While it is intuitively clear that tumour growth and metastasis are linked to secretion, strategies for therapeutic exploitation of the secretory pathway are still in their infancy. This can be explained by the incomplete understanding of how the secretory pathway is disregulated by aberrant signalling in cancer cells. This lack of knowledge has hindered efforts to exploit the secretory pathway for therapeutic and diagnostic purposes.
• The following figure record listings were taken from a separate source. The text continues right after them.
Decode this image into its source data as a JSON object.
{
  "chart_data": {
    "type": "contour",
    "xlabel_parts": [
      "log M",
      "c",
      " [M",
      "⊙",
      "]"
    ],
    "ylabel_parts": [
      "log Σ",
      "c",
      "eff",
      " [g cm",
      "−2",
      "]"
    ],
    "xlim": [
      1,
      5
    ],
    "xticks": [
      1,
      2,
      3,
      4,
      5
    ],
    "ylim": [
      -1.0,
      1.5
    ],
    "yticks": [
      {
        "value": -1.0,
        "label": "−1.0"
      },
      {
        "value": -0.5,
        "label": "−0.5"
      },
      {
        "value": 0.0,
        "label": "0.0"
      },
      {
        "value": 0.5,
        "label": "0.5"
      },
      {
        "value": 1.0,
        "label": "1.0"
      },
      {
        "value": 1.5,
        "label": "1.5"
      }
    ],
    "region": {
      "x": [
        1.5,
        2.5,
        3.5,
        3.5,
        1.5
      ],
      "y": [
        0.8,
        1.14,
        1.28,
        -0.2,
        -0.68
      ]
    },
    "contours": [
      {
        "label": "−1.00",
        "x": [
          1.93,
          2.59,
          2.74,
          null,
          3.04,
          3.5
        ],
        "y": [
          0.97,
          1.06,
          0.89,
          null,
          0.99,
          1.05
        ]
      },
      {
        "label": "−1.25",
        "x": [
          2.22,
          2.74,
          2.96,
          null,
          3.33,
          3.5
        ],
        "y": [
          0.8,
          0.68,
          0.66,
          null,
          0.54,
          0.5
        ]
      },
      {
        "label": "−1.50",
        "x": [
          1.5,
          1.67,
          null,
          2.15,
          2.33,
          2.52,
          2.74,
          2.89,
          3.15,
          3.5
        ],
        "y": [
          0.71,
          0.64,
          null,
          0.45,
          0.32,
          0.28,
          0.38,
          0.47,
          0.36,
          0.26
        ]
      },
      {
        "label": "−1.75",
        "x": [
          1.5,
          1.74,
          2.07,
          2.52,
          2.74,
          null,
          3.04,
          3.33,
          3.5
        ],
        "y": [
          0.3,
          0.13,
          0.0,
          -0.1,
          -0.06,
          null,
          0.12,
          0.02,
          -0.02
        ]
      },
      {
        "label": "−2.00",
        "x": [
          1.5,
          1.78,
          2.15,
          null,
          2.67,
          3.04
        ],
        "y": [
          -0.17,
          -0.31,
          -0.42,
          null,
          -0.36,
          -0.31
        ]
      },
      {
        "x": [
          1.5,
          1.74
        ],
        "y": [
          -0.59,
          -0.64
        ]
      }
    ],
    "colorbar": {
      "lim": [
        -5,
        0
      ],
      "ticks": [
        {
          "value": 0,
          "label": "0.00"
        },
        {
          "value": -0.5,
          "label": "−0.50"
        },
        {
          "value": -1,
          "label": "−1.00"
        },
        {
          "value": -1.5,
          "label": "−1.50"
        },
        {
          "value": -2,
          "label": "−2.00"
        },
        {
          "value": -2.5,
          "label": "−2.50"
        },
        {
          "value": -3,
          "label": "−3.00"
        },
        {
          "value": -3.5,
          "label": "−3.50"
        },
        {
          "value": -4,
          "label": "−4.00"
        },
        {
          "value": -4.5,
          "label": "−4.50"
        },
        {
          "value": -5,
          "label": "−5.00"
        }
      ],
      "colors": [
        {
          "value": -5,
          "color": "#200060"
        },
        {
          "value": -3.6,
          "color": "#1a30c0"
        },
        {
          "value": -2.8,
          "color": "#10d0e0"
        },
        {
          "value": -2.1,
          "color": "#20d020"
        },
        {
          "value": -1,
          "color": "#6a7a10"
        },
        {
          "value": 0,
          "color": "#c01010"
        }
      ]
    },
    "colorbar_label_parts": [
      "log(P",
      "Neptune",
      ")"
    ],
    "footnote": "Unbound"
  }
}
One of the main research objectives of the SECRET programme, outlined in WP1 – SECRET- MECHANISMS, was to obtain a mechanistic and quantitative understanding of the mutual regulation of the secretory pathway through signalling and delineate its contribution to cancer progression. In WP1 we investigated how the functional organisation of the secretory pathway affects cell proliferation, migration and invasion as well as cell drug resistance. Emphasis was given to analyse structural proteins of the secretory pathway, signalling molecules at the endomembranes as well as the architecture of the secretory pathway using inducible gene expression, RNA interference, and genome editing techniques. This was combined with testing how drugs used in targeted cancer therapy impact the secretory pathway using quantitative molecular cell biology and proteomics, state-of the art imaging, and 3D cell culture models. Some of this data, together with other published data, has been used as a basis to build a mathematical network that will help us to identify druggable nodes/regulators and mechanistically-linked candidate biomarkers.
The second main research objective of SECRET, outlined in WP2 – SECRET- BIOMARKERS, was to define secretory pathway-linked candidate biomarker genes suitable for cancer diagnosis and prognosis. SECRET thus addressed current unmet needs in the cancer field and has paved the road for the development of novel therapeutic strategies. In WP2 we investigated on a systems level whether and how the secretome of cancer is deregulated and how this secretome shapes the ability of cancer cells to communicate with their environment and to modulate tumour inflammation using state of the art “omics”, bioinformatics, systems biology approaches, 3D organotypic cell culture models, and PDX models. WP2 aimed to provide the rationale for targeting specific secretory pathway components as a therapeutic strategy and worked towards identifying mechanistically-linked biomarkers for prognostic and diagnostic purposes.